History and Culture of the San Luis Valley

The area comprising the SAN LUIS VALLEY and RIO GRANDE NATIONAL FOREST has a rich and colorful history.

Native American Paleo-Indian cultures, beginning with the Clovis and Folsom Complexes (11,000 years ago) were the first know inhabitants of the area. These and the following cultures of the Archaic Stage and the Ute Indians lived by hunting animals and gathering native plants found in the area.

The Spanish began exploring the San Luis area during the late 1500’s. In an attempt to get people to settle the area, Mexico established numerous land grants within the Spanish territory. In 1770, Don Juan Baustista de Anza traveled through the San Luis Valley and over Poncha Pass in attempt to crush the Comanches who threatened the Spanish settlers.

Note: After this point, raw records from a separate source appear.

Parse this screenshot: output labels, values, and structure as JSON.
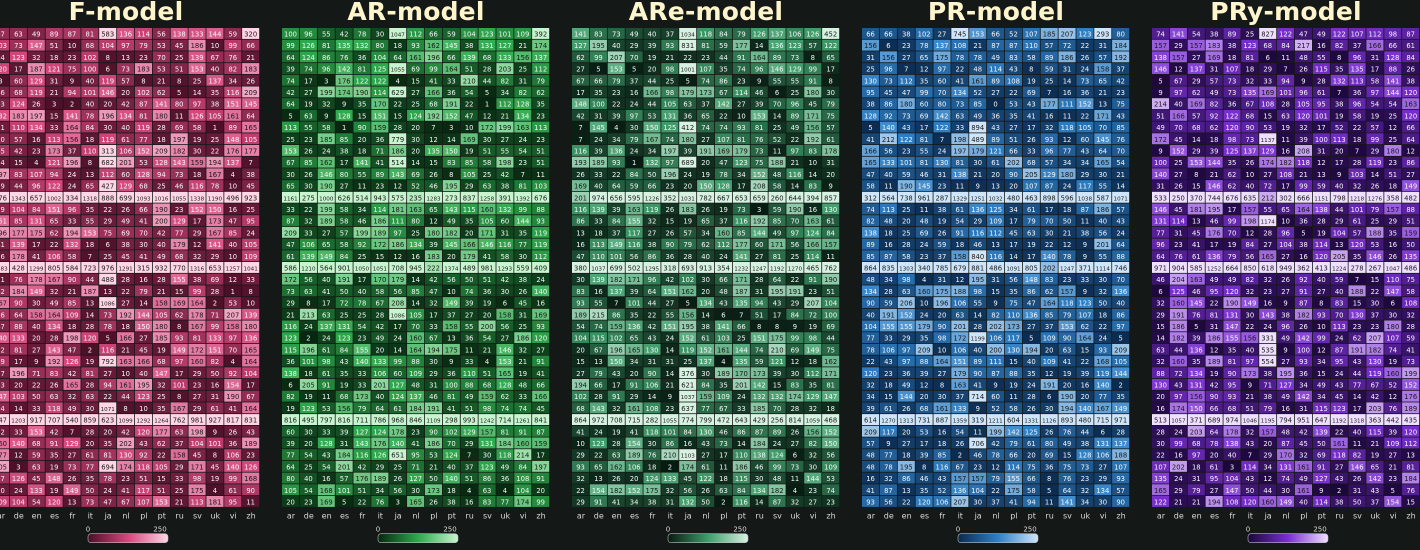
{
  "chart_data": {
    "type": "heatmap",
    "x_tick_labels": [
      "ar",
      "de",
      "en",
      "es",
      "fr",
      "it",
      "ja",
      "nl",
      "pl",
      "pt",
      "ru",
      "sv",
      "uk",
      "vi",
      "zh"
    ],
    "colorbar_ticks": [
      "0",
      "250"
    ],
    "panels": [
      {
        "title": "F-model",
        "colors": {
          "low": "#4a0f26",
          "mid": "#d4477d",
          "high": "#ffd6e5"
        }
      },
      {
        "title": "AR-model",
        "colors": {
          "low": "#06260f",
          "mid": "#2ea84c",
          "high": "#c8f5cf"
        }
      },
      {
        "title": "ARe-model",
        "colors": {
          "low": "#061a10",
          "mid": "#3f9c6a",
          "high": "#d8f2e2"
        }
      },
      {
        "title": "PR-model",
        "colors": {
          "low": "#0b2a4e",
          "mid": "#2f7fc4",
          "high": "#cfe6fa"
        }
      },
      {
        "title": "PRy-model",
        "colors": {
          "low": "#1a0638",
          "mid": "#7a2fd0",
          "high": "#f0e0ff"
        }
      }
    ],
    "grid_rows": 41,
    "grid_cols": 15,
    "value_range": [
      0,
      250
    ],
    "note_values": "per-cell counts are dense and only partially legible; rendered procedurally",
    "sample_rows": [
      [
        67,
        63,
        49,
        89,
        87,
        81,
        583,
        136,
        114,
        56,
        138,
        133,
        144,
        59,
        320
      ],
      [
        100,
        96,
        55,
        42,
        78,
        30,
        1047,
        112,
        66,
        59,
        104,
        123,
        101,
        109,
        392
      ],
      [
        141,
        83,
        73,
        49,
        40,
        37,
        1034,
        118,
        84,
        79,
        126,
        137,
        106,
        126,
        452
      ],
      [
        66,
        66,
        38,
        102,
        27,
        745,
        153,
        66,
        52,
        107,
        185,
        207,
        123,
        293,
        80
      ],
      [
        74,
        141,
        54,
        38,
        89,
        25,
        827,
        122,
        47,
        49,
        122,
        107,
        112,
        98,
        87
      ]
    ]
  }
}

The valley remained largely unsettled until the area became the territory of the United States around 1850.

The first permanent settlement in Colorado, known as San Luis de la Culebra, was established in 1851 on the Rio Culebra River on the Sangre de Cristo Grant.

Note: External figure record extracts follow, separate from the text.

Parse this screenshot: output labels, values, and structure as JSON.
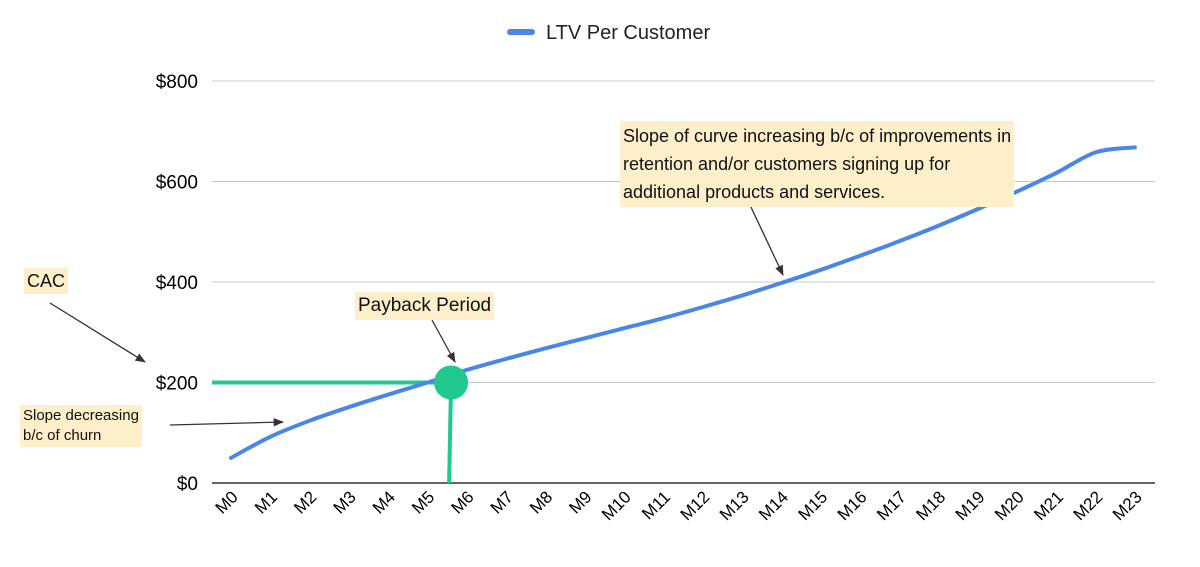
{
  "legend": {
    "label": "LTV Per Customer",
    "color": "#4a86e8"
  },
  "annotations": {
    "cac": "CAC",
    "payback": "Payback Period",
    "slope_increasing": "Slope of curve increasing b/c of improvements in retention and/or customers signing up for additional products and services.",
    "slope_increasing_lines": [
      "Slope of curve increasing b/c of improvements in",
      "retention and/or customers signing up for",
      "additional products and services."
    ],
    "slope_decreasing_lines": [
      "Slope decreasing",
      "b/c of churn"
    ]
  },
  "chart_data": {
    "type": "line",
    "categories": [
      "M0",
      "M1",
      "M2",
      "M3",
      "M4",
      "M5",
      "M6",
      "M7",
      "M8",
      "M9",
      "M10",
      "M11",
      "M12",
      "M13",
      "M14",
      "M15",
      "M16",
      "M17",
      "M18",
      "M19",
      "M20",
      "M21",
      "M22",
      "M23"
    ],
    "series": [
      {
        "name": "LTV Per Customer",
        "color": "#4a86e8",
        "values": [
          50,
          92,
          124,
          151,
          176,
          200,
          225,
          247,
          268,
          288,
          308,
          328,
          350,
          373,
          398,
          424,
          452,
          481,
          512,
          545,
          580,
          617,
          658,
          668
        ]
      }
    ],
    "y_ticks": [
      0,
      200,
      400,
      600,
      800
    ],
    "y_tick_labels": [
      "$0",
      "$200",
      "$400",
      "$600",
      "$800"
    ],
    "ylim": [
      0,
      800
    ],
    "grid": true,
    "legend_position": "top",
    "cac_level": 200,
    "payback_month": 5.6,
    "payback_color": "#1fc98f"
  }
}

To protect the early settlers in the valley, Fort Massachusetts was established, north of San Luis, in 1852.

La Loma de San Jose, near present Del Norte, was first inhabited by Hispanic families in 1859 that left the Santa Fe area. Irrigation ditches were constructed and farms established. More extensive farming activities began in the 1880’s near Hooper and the area near Monte Vista where large-scale irrigation systems were built.